Ficava com pena das meninas que iam servi-la. Xingava mesmo!”
“E como o senhor lidava com os desaforos dela?”
(O Quituteiro deu uma risada irônica)
“Eu simplesmente caprichava nos quitutes e aproveitava pra colocar mais
um comprimido de sibutramina na bandeja.
“Um dos funcionários que entrevistamos disse que teve uma época que ela
enlouqueceu, ficou mais agressiva e passou a não dizer nada com nada.”
“Sério? Dizer nada com nada? Desculpe seu delegado mas o senhor só pode
estar brincando. Ela nunca disse nada com nada. Não sei como esse estrupício
ser um presidente. Desse jeito, até eu!”
Os delegado se entreolharam. E tentando se desculpar.
“Foi uma pergunta estúpida mas retórica.”
“Claro...Claro... Mas ela ficou mais maluca sim. Acho que foi uma
mistura de muita coisa. O início do processo de impeachment. O cerco a ela e as
pilulinhas é claro! Nesses dias os médicos nem vinha mais aqui tirar sangue
dela. Se entrassem no gabinete dela, ela lançava cinzeiros, copos o que tivesse
a mão. As faxineiras foram ordenadas a tirar do gabinete esses tipos de objeto.”
“Mas, me conte sobre o dia do falecimento.”

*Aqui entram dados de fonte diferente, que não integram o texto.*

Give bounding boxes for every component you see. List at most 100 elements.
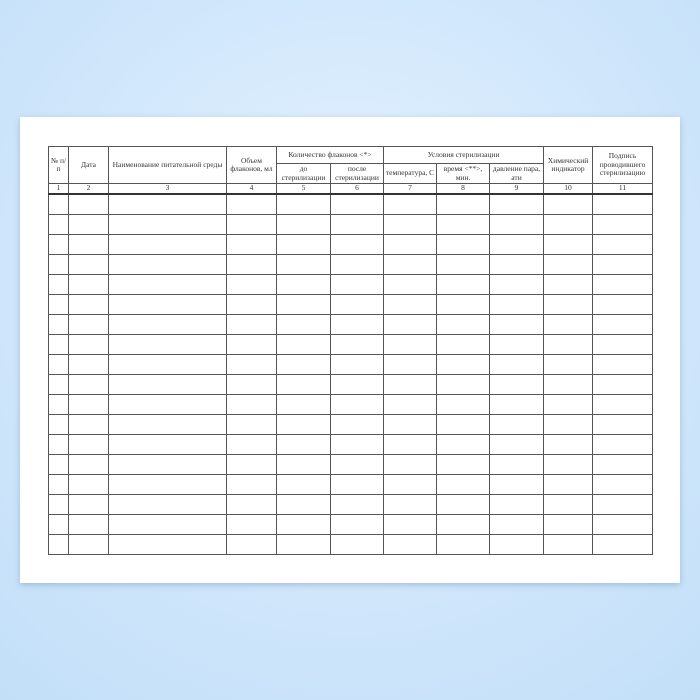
table-cell[interactable] — [592, 474, 654, 495]
table-cell[interactable] — [226, 454, 277, 475]
table-cell[interactable] — [592, 534, 654, 555]
table-cell[interactable] — [276, 434, 331, 455]
table-cell[interactable] — [489, 294, 545, 315]
table-cell[interactable] — [329, 474, 385, 495]
table-cell[interactable] — [226, 254, 277, 275]
table-cell[interactable] — [226, 354, 277, 375]
table-cell[interactable] — [543, 234, 594, 255]
table-cell[interactable] — [383, 414, 438, 435]
table-cell[interactable] — [543, 334, 594, 355]
table-cell[interactable] — [68, 534, 109, 555]
table-cell[interactable] — [48, 334, 69, 355]
table-cell[interactable] — [48, 234, 69, 255]
table-cell[interactable] — [226, 274, 277, 295]
table-cell[interactable] — [592, 214, 654, 235]
table-cell[interactable] — [276, 394, 331, 415]
table-cell[interactable] — [436, 294, 491, 315]
table-cell[interactable] — [226, 494, 277, 515]
table-cell[interactable] — [276, 454, 331, 475]
table-cell[interactable] — [592, 494, 654, 515]
table-cell[interactable] — [68, 434, 109, 455]
table-cell[interactable] — [383, 514, 438, 535]
table-cell[interactable] — [383, 374, 438, 395]
table-cell[interactable] — [489, 474, 545, 495]
table-cell[interactable] — [108, 234, 227, 255]
table-cell[interactable] — [108, 494, 227, 515]
table-cell[interactable] — [276, 234, 331, 255]
table-cell[interactable] — [436, 514, 491, 535]
table-cell[interactable] — [329, 434, 385, 455]
table-cell[interactable] — [592, 374, 654, 395]
table-cell[interactable] — [329, 274, 385, 295]
table-cell[interactable] — [436, 534, 491, 555]
table-cell[interactable] — [543, 434, 594, 455]
table-cell[interactable] — [48, 193, 69, 215]
table-cell[interactable] — [489, 193, 545, 215]
table-cell[interactable] — [383, 274, 438, 295]
table-cell[interactable] — [48, 214, 69, 235]
table-cell[interactable] — [226, 414, 277, 435]
table-cell[interactable] — [276, 274, 331, 295]
table-cell[interactable] — [543, 394, 594, 415]
table-cell[interactable] — [543, 474, 594, 495]
table-cell[interactable] — [436, 374, 491, 395]
table-cell[interactable] — [329, 254, 385, 275]
table-cell[interactable] — [108, 474, 227, 495]
table-cell[interactable] — [108, 454, 227, 475]
table-cell[interactable] — [592, 334, 654, 355]
table-cell[interactable] — [436, 434, 491, 455]
table-cell[interactable] — [48, 274, 69, 295]
table-cell[interactable] — [68, 214, 109, 235]
table-cell[interactable] — [383, 354, 438, 375]
table-cell[interactable] — [226, 193, 277, 215]
table-cell[interactable] — [68, 274, 109, 295]
table-cell[interactable] — [226, 234, 277, 255]
table-cell[interactable] — [592, 193, 654, 215]
table-cell[interactable] — [226, 514, 277, 535]
table-cell[interactable] — [276, 474, 331, 495]
table-cell[interactable] — [68, 193, 109, 215]
table-cell[interactable] — [592, 274, 654, 295]
table-cell[interactable] — [543, 454, 594, 475]
table-cell[interactable] — [68, 454, 109, 475]
table-cell[interactable] — [329, 193, 385, 215]
table-cell[interactable] — [436, 234, 491, 255]
table-cell[interactable] — [489, 394, 545, 415]
table-cell[interactable] — [108, 514, 227, 535]
table-cell[interactable] — [48, 314, 69, 335]
table-cell[interactable] — [489, 314, 545, 335]
table-cell[interactable] — [48, 474, 69, 495]
table-cell[interactable] — [276, 193, 331, 215]
table-cell[interactable] — [329, 354, 385, 375]
table-cell[interactable] — [276, 414, 331, 435]
table-cell[interactable] — [592, 434, 654, 455]
table-cell[interactable] — [436, 354, 491, 375]
table-cell[interactable] — [383, 434, 438, 455]
table-cell[interactable] — [68, 234, 109, 255]
table-cell[interactable] — [276, 374, 331, 395]
table-cell[interactable] — [108, 214, 227, 235]
table-cell[interactable] — [276, 334, 331, 355]
table-cell[interactable] — [436, 274, 491, 295]
table-cell[interactable] — [329, 454, 385, 475]
table-cell[interactable] — [108, 294, 227, 315]
table-cell[interactable] — [592, 234, 654, 255]
table-cell[interactable] — [48, 414, 69, 435]
table-cell[interactable] — [108, 354, 227, 375]
table-cell[interactable] — [329, 394, 385, 415]
table-cell[interactable] — [489, 334, 545, 355]
table-cell[interactable] — [108, 334, 227, 355]
table-cell[interactable] — [543, 414, 594, 435]
table-cell[interactable] — [48, 494, 69, 515]
table-cell[interactable] — [592, 354, 654, 375]
table-cell[interactable] — [489, 274, 545, 295]
table-cell[interactable] — [48, 534, 69, 555]
table-cell[interactable] — [68, 354, 109, 375]
table-cell[interactable] — [226, 314, 277, 335]
table-cell[interactable] — [48, 294, 69, 315]
table-cell[interactable] — [48, 434, 69, 455]
table-cell[interactable] — [383, 254, 438, 275]
table-cell[interactable] — [329, 414, 385, 435]
table-cell[interactable] — [383, 193, 438, 215]
table-cell[interactable] — [543, 294, 594, 315]
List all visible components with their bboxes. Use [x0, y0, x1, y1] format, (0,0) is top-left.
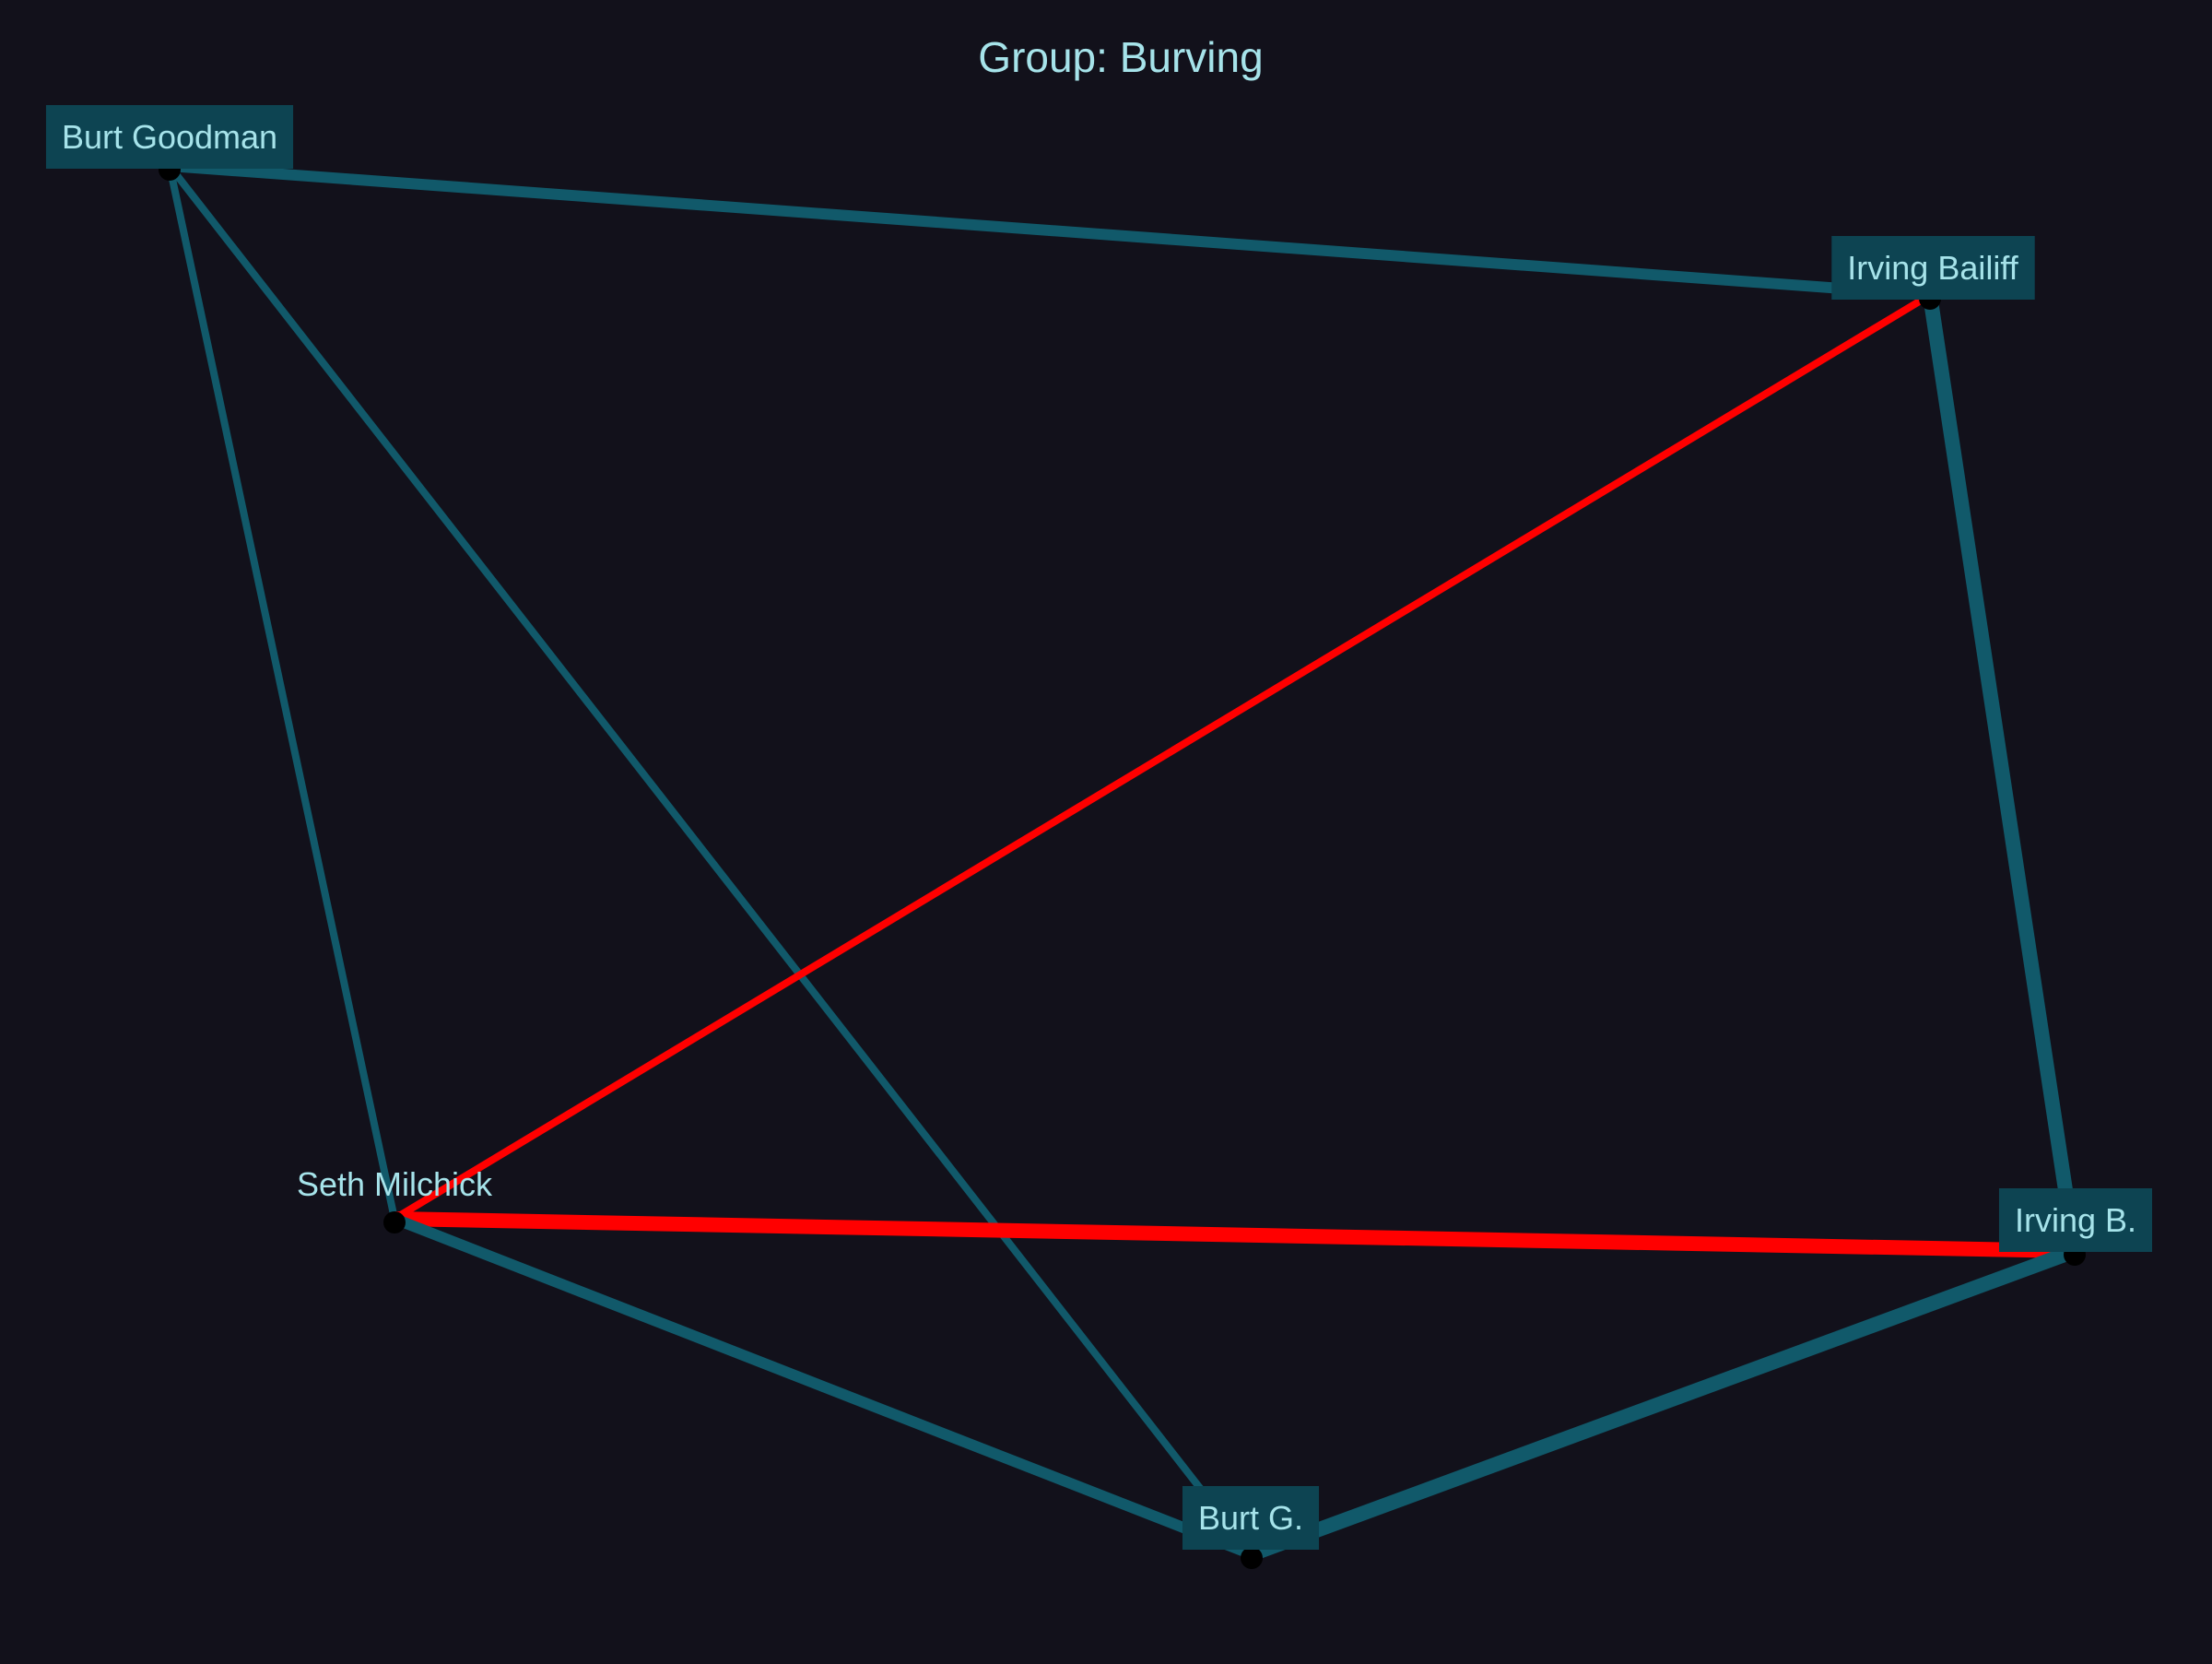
edge-burt-goodman-seth-milchick — [166, 165, 398, 1220]
edge-irving-b-burt-g — [1249, 1244, 2077, 1562]
edge-seth-milchick-burt-g — [392, 1213, 1254, 1560]
node-label-box-irving-bailiff — [1831, 236, 2035, 300]
node-label-irving-b: Irving B. — [2015, 1201, 2136, 1239]
node-irving-bailiff[interactable]: Irving Bailiff — [1831, 236, 2035, 300]
edge-seth-milchick-irving-b — [394, 1211, 2076, 1258]
node-label-burt-g: Burt G. — [1198, 1499, 1303, 1537]
node-seth-milchick[interactable]: Seth Milchick — [297, 1165, 493, 1203]
graph-title: Group: Burving — [978, 33, 1263, 81]
node-label-box-burt-goodman — [45, 105, 294, 169]
node-label-seth-milchick: Seth Milchick — [297, 1165, 493, 1203]
node-label-irving-bailiff: Irving Bailiff — [1847, 249, 2018, 287]
edge-burt-goodman-irving-bailiff — [169, 160, 1931, 301]
edges-layer — [166, 160, 2082, 1562]
node-dot-burt-g[interactable] — [1241, 1547, 1263, 1569]
node-dot-seth-milchick[interactable] — [383, 1211, 406, 1233]
node-label-box-burt-g — [1182, 1486, 1320, 1550]
edge-burt-goodman-burt-g — [166, 163, 1255, 1557]
edge-irving-bailiff-irving-b — [1923, 293, 2082, 1253]
node-irving-b[interactable]: Irving B. — [1998, 1188, 2153, 1252]
node-burt-g[interactable]: Burt G. — [1182, 1486, 1320, 1550]
node-label-burt-goodman: Burt Goodman — [62, 118, 277, 156]
node-label-box-irving-b — [1998, 1188, 2153, 1252]
node-burt-goodman[interactable]: Burt Goodman — [45, 105, 294, 169]
edge-irving-bailiff-seth-milchick — [392, 291, 1933, 1222]
node-labels-layer: Burt Goodman Irving Bailiff Seth Milchick I… — [45, 105, 2153, 1550]
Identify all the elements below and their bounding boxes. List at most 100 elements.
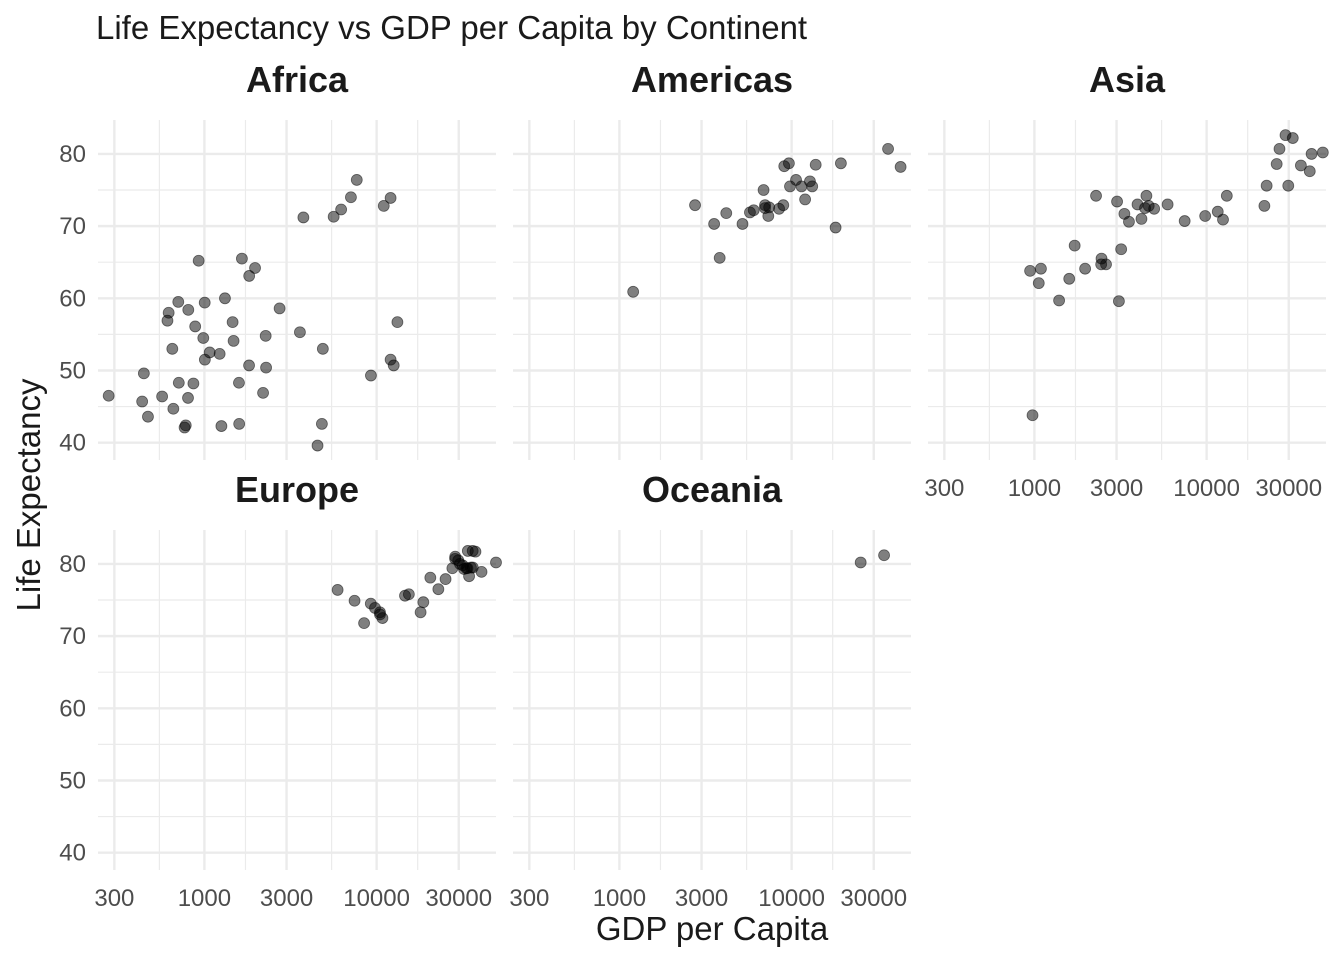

“Ela chegou logo de manhã. O dia anterior não foi fácil. Vocês sabem. O
impeachment estava correndo solto. Ela não devia ter dormido bem, pois estava
com umas baitas olheiras. Pediu o café no gabinete, ligou pra mim lá na
cozinha. Vociferou que queria empadas de palmito e croquetes de carne. Esse
era o sinal para a pilulinha. Levei uma badeja com todos os quitutes que eu
sabia que ela ia comer com gosto. Pasteis de carne, empadas de palmito e
camarão. O acarajé que ela tanto ama. Coxinhas com catupiri. Rissoles de
camarão. Quirches de queijo mineiro e alguns pães de queijo típicos de
Paracatu.
Quando deixei a bandeja lá o pessoal do partido havia chegado. Logo que
fechei a porta o bate boca começou. Ali eu vi que do dia ia ser bem quente. A
gritaria era histérica dela. E o pessoal do partido também. O gabinete virou
uma panela de pressão. Mais tarde perto da hora do almoço. Fui chamado
novamente para repor a bandeja de quitutes. Ela havia comido tudo. E assim foi.
Repus.”
“Foi aí que ela teve a síncope?”
“Foi uma meia hora depois. Disseram que ela começou a passar mal. Sentou
no sofá e morreu ali mesmo.”
“Por um acaso ela havia tomado a naquele dia?”
“Claro. Era parte do café da manhã dela.”
Um dos delegados se levanta e abre a porta.
“Ô Sérgio! Chama o general. Ele
precisa ouvir esta história”.
Na verdade o delegado chefe estava querendo passar a batata quente pra
alguém.
Alguns minutos depois o General encarregado da segurança e seu capitão
entram na sala e topam com aquela quantidade de quitutes, café e guaraná
dispostos na mesa.
“Opa!!! Perdi alguma coisa? Foi aniversário de alguém? Nem me chamaram
pro bolo!”
“General. Pode parecer estranho mas estamos no meio de uma confissão de
assassinato. Assassinato da Presidenta.”
O General demorou mais alguns segundos pra assimilar aquela informação
com um rissoles de camarão na boca e com o que via ali. Uma realidade distorcida.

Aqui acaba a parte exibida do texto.